Сержант поднял короткую пику, пехотинцы взяли ружья на караул тем красивым движением, которое дается долгой муштрой. Протяжно и мучительно засвистели дудки. Хорнблауэр снял треуголку и прижал ее к груди – поднести пальцы к полям шляпы не соответствовало бы случаю. Теперь он видел капитана на шканцах фрегата – рослый мужчина, тот на французский манер держал шляпу над головой. На груди его сверкала звезда – видимо, недавно введенный Бонапартом орден Почетного Легиона. Хорнблауэр вернулся к действительности – он начал приветствия, ему и первым прекращать. Он скомандовал Бушу.
– Барабан! – приказал Буш, и дробь прекратилась. Тут же смолкли дудки боцманматов, немного не одновременно, не так, как хотелось бы Хорнблауэру. На шканцах фрегата кто-то – тамбур-мажор, наверное – поднял длинную палку с бронзовыми колокольчиками и резко ее опустил. Тут же загремела полдюжина барабанов – военный марш, невразумительное смешение звуков, которое Хорнблауэр никогда не понимал. Жезл тамбур-мажора ритмично вздымался и падал. Наконец музыка смолкла. Хорнблауэр надел шляпу, французский капитан тоже.
– Ружья на плечо-о-о! – прокричал сержант.
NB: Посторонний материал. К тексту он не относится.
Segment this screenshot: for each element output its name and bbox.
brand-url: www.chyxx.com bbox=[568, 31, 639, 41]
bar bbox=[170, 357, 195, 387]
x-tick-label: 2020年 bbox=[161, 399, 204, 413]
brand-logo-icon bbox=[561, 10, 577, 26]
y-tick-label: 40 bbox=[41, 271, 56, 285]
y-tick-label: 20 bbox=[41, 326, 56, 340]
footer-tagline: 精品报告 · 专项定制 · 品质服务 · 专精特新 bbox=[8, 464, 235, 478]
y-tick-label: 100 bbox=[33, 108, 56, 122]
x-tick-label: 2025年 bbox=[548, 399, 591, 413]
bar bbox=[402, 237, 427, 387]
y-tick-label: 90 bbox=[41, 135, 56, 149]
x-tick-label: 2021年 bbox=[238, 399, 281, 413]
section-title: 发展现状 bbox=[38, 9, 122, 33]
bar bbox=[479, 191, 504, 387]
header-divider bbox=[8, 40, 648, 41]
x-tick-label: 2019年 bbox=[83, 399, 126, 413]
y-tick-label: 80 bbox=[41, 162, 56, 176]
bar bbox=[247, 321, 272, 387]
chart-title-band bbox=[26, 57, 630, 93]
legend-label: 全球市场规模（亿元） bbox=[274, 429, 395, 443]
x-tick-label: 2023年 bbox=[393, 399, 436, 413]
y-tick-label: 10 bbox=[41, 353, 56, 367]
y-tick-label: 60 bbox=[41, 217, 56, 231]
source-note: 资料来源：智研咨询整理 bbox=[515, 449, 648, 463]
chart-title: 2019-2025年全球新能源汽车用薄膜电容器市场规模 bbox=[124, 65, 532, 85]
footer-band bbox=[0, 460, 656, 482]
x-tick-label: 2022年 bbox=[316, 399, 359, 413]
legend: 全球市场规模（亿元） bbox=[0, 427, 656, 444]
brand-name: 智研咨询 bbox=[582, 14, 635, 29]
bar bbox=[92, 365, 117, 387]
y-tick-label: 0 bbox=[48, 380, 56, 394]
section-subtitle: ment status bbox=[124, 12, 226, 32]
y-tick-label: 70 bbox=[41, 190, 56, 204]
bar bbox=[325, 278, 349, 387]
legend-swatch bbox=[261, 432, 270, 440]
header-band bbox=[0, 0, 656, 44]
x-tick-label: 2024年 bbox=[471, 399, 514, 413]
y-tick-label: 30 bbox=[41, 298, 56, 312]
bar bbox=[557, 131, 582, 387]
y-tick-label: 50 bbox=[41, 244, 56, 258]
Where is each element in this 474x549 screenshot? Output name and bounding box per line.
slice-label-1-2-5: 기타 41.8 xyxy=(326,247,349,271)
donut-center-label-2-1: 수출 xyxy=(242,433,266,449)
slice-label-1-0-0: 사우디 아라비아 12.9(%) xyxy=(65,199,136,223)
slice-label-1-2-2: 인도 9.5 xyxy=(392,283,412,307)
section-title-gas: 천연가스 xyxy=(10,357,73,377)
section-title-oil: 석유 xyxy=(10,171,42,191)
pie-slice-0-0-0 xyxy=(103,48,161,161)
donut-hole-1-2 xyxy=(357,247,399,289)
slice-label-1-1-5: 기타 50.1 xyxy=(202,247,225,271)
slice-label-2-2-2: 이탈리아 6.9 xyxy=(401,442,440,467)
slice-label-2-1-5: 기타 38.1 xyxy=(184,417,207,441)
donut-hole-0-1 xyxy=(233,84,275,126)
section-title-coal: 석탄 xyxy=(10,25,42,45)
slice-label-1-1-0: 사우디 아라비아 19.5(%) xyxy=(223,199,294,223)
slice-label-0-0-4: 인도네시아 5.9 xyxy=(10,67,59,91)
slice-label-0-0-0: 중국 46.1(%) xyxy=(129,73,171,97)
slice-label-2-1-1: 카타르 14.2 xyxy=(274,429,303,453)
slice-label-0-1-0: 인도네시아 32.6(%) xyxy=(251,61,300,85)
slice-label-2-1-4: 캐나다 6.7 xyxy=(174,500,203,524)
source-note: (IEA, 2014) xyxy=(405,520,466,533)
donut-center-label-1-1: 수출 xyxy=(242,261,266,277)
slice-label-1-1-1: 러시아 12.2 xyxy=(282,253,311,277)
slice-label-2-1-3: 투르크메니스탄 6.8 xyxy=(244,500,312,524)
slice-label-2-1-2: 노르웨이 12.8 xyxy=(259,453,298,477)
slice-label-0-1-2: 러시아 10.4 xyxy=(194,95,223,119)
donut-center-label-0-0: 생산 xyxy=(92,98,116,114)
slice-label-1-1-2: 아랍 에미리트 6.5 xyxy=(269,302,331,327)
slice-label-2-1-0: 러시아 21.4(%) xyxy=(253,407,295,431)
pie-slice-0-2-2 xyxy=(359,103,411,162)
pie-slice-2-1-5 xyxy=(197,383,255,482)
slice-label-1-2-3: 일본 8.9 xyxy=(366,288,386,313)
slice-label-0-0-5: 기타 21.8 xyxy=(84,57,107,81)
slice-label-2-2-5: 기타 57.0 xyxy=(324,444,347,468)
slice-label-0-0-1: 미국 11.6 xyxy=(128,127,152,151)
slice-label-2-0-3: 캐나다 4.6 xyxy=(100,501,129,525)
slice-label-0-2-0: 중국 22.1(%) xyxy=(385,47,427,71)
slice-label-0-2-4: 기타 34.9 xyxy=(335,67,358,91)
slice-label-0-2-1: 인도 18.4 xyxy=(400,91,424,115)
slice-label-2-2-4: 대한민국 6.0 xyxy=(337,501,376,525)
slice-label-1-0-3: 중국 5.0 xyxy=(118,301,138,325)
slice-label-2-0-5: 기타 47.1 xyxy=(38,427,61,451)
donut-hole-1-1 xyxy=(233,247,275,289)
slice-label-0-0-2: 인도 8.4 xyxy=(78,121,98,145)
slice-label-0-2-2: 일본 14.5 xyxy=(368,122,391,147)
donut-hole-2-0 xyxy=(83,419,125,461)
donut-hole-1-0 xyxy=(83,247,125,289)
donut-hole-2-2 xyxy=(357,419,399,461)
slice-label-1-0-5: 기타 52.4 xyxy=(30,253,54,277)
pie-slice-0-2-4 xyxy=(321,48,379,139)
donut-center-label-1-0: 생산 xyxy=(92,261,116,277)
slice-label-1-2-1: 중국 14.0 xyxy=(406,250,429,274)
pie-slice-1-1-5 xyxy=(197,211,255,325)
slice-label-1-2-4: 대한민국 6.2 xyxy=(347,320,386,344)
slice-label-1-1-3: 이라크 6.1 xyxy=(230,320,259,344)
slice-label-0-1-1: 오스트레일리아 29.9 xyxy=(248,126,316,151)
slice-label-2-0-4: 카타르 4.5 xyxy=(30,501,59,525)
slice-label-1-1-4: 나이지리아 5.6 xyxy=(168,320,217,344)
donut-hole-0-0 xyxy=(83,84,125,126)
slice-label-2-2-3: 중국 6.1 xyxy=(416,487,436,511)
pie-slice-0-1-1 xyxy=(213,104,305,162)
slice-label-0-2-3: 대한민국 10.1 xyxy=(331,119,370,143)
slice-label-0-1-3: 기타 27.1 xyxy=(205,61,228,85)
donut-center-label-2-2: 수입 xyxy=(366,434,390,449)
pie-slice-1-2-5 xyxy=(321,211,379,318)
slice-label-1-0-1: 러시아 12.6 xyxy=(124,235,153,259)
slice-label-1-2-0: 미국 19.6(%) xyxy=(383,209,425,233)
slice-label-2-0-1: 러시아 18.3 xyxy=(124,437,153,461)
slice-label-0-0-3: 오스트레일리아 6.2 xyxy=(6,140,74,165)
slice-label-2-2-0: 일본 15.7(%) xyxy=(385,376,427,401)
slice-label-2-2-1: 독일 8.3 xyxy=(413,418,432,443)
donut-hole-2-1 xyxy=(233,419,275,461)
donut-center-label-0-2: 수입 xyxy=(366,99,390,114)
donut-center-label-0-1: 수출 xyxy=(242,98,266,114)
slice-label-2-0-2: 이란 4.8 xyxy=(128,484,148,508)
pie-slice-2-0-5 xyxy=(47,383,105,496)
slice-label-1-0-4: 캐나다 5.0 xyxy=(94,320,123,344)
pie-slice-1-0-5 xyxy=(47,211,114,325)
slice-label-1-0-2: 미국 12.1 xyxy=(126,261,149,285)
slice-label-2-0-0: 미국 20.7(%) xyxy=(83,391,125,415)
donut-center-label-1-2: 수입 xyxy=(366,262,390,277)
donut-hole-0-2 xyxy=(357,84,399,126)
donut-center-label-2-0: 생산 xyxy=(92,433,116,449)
– Разойдись! – скомандовал Буш, потом не так громко:
– Тихо! Молчать!
Возбужденные матросы могли по команде «разойдись» начать болтовню – они тоже ни разу в жизни не проходили близко от французского судна, не обменявшись бортовыми залпами. Но Буш твердо вознамерился убедить французов что команда «Отчаянного» сплошь состоит из стоиков. Вайз тростью приводил приказ в действие, и матросы разошлись дисциплинированно – порядок нарушил лишь один короткий вскрик, когда трость обрушилась на чью-то спину.
– Это и впрямь «Луара», сэр, – сказал Буш. Отчетливо видно было название, выписанное изящными золотыми буквами на украшенной орнаментом корме фрегата. Хорнблауэр вспомнил, что Буш по-прежнему не ведает, откуда оно ему известно. Приятно прослыть всезнающим, пусть даже необоснованно.
– И вы были правы, сэр, что не стали от них удирать, – продолжал Буш. Почему так невыносимо видеть восхищение в глазах Буша? Буш не знает об участившемся сердцебиении и о потных ладонях.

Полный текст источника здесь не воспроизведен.